The BLM manages over 240 million acres of land, more than any other federal agency. If BLM land was a state, it would be second in area only to Alaska. Only about 10 percent of this land is specifically managed for conservation, while much of the rest is available for a range of uses like recreation, livestock grazing, oil and gas drilling, and other industries. In June 2024, President Biden published the Conservation and Landscape Health Rule, also known as the Public Lands Rule. For some, the move was seen as a monumental shift for an agency that one previous interior secretary derisively called the Bureau of Livestock and Mining.
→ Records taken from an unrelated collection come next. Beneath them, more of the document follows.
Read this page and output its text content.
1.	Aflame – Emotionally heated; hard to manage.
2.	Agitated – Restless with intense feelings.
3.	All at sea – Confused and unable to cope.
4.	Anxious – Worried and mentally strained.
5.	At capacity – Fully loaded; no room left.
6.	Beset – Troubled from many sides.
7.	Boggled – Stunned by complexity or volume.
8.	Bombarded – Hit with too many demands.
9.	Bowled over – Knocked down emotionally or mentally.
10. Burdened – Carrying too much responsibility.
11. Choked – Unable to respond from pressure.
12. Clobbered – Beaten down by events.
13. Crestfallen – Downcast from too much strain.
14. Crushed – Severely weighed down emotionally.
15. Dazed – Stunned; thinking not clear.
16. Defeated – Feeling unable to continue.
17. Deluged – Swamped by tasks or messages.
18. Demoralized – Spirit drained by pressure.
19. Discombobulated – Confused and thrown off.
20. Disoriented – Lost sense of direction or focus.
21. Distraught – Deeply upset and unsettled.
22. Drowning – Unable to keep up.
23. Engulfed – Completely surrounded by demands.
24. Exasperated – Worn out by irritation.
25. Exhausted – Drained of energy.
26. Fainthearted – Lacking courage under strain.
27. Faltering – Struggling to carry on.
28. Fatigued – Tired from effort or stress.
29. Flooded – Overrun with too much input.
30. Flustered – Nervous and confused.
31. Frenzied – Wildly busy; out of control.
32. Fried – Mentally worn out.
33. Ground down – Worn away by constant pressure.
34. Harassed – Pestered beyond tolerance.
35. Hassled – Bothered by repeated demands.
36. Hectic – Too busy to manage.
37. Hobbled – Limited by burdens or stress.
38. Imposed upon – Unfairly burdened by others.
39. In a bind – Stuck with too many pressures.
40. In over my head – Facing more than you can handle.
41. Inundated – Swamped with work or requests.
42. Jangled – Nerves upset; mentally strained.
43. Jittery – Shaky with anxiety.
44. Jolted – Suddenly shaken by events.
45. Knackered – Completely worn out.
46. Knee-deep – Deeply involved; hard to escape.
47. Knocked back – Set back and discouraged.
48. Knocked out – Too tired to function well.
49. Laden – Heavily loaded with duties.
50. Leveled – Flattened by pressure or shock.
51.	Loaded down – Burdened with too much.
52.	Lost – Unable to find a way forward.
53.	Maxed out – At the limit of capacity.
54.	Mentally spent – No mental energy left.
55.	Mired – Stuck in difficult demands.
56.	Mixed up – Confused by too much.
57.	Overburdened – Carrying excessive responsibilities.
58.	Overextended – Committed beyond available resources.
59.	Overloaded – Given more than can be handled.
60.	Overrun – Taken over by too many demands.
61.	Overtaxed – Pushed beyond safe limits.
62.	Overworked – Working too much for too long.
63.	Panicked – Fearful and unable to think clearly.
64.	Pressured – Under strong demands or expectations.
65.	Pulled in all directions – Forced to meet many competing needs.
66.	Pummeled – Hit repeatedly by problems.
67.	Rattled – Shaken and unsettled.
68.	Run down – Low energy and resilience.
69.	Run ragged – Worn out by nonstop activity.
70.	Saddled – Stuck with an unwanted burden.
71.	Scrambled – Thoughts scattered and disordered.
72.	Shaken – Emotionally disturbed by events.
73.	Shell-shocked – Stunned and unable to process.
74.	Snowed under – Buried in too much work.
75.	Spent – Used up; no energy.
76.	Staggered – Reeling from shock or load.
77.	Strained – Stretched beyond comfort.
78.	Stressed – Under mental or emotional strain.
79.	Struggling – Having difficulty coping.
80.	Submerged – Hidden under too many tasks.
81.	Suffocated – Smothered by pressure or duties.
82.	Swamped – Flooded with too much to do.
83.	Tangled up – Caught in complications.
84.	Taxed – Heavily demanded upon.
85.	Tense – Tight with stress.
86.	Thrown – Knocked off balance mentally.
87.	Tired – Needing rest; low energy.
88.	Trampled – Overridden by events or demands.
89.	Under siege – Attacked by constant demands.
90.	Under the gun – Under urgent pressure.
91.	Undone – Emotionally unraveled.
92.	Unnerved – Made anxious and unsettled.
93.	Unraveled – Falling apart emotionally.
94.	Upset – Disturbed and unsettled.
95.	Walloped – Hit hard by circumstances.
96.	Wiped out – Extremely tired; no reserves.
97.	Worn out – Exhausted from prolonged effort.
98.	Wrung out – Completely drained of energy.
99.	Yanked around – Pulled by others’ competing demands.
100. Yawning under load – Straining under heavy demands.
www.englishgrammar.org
For others, it was a reaffirmation of the multiuse ethos that was supposed to be the guiding principle of the agency all along.
When the rule was made public, Sierra Club Executive Director Ben Jealous was hopeful that, “from now on, public lands will be managed for public benefit, not just for the profits of the oil and gas industry.” Meanwhile, Utah Governor Spencer Cox denounced it as “a classic example of a solution looking for a problem,” and Wyoming Senator John Barasso called it a “radical rule that threatens our Wyoming way of life.” Industry groups like the National Cattlemen’s Beef Association and American Forest Research Council quickly filed lawsuits challenging the rule."
Ian Rose reports for Sierra magazine May 11, 2025.